The State’s proposal contained in a White Paper is part of subsidy reforms planned by the Ministry of Energy.

“Plan is to redirect fuel levies to support a shift away from fossil fuel and encourage more pro-poor design,” the recommendations on the Ministry’s website read in part. 

It recommends a regulatory framework that will allow the National Treasury to form alternative tax schedules on energy products to promote adoption of clean energy. 

The proposals are subject to public participation. Kenya is reliant on subsidies to manage energy costs. 

Recent 15 percent power bill cut and Petroleum Development Levy (PDL) which funds the fuel subsidy kitty are some of the State-cushioning plans that have offered much reprieve to businesses and households.

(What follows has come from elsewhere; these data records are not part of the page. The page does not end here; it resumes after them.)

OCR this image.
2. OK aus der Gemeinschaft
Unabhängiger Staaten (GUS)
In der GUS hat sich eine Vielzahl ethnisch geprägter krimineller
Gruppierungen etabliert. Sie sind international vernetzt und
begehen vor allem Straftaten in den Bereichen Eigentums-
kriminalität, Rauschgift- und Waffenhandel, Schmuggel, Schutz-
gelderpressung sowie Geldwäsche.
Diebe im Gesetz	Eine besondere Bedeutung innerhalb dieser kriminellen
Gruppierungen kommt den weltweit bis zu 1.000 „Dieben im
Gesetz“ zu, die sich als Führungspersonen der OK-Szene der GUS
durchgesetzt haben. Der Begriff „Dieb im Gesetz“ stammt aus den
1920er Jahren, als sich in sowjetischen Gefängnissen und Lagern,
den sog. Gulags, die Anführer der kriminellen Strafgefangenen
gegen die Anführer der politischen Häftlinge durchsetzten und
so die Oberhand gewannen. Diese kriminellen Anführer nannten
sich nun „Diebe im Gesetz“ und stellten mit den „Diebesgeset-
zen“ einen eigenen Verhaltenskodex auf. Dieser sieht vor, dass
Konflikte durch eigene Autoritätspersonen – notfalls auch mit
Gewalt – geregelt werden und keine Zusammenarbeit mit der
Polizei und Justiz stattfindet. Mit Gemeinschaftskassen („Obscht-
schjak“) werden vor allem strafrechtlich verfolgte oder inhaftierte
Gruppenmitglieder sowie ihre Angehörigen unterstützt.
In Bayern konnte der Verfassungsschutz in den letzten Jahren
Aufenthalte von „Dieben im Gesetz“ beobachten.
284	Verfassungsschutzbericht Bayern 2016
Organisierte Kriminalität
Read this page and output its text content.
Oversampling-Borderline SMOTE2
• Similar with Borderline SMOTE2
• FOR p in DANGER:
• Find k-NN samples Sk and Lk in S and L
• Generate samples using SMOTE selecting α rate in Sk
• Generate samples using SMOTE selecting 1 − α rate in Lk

Poor utilisation of PDL has, however, been a hot debate after the Auditor General revealed in February that Treasury diverted about Sh2.1 billion from the fund to undisclosed firms and other State agencies, draining the cash meant to cushion motorists against costly fuel.

If the proposals are implemented, it implies that motorists will be exposed to high pump prices even if the government decides to continue collecting various levies including PDL which has been in full operation since April 2021.

Petroleum Development Levy is currently charged at Sh5.4 per litre on Petrol and Sh2.9 on Diesel used for price stabilisation but has depleted numerous times due to the spike in global crude oil prices.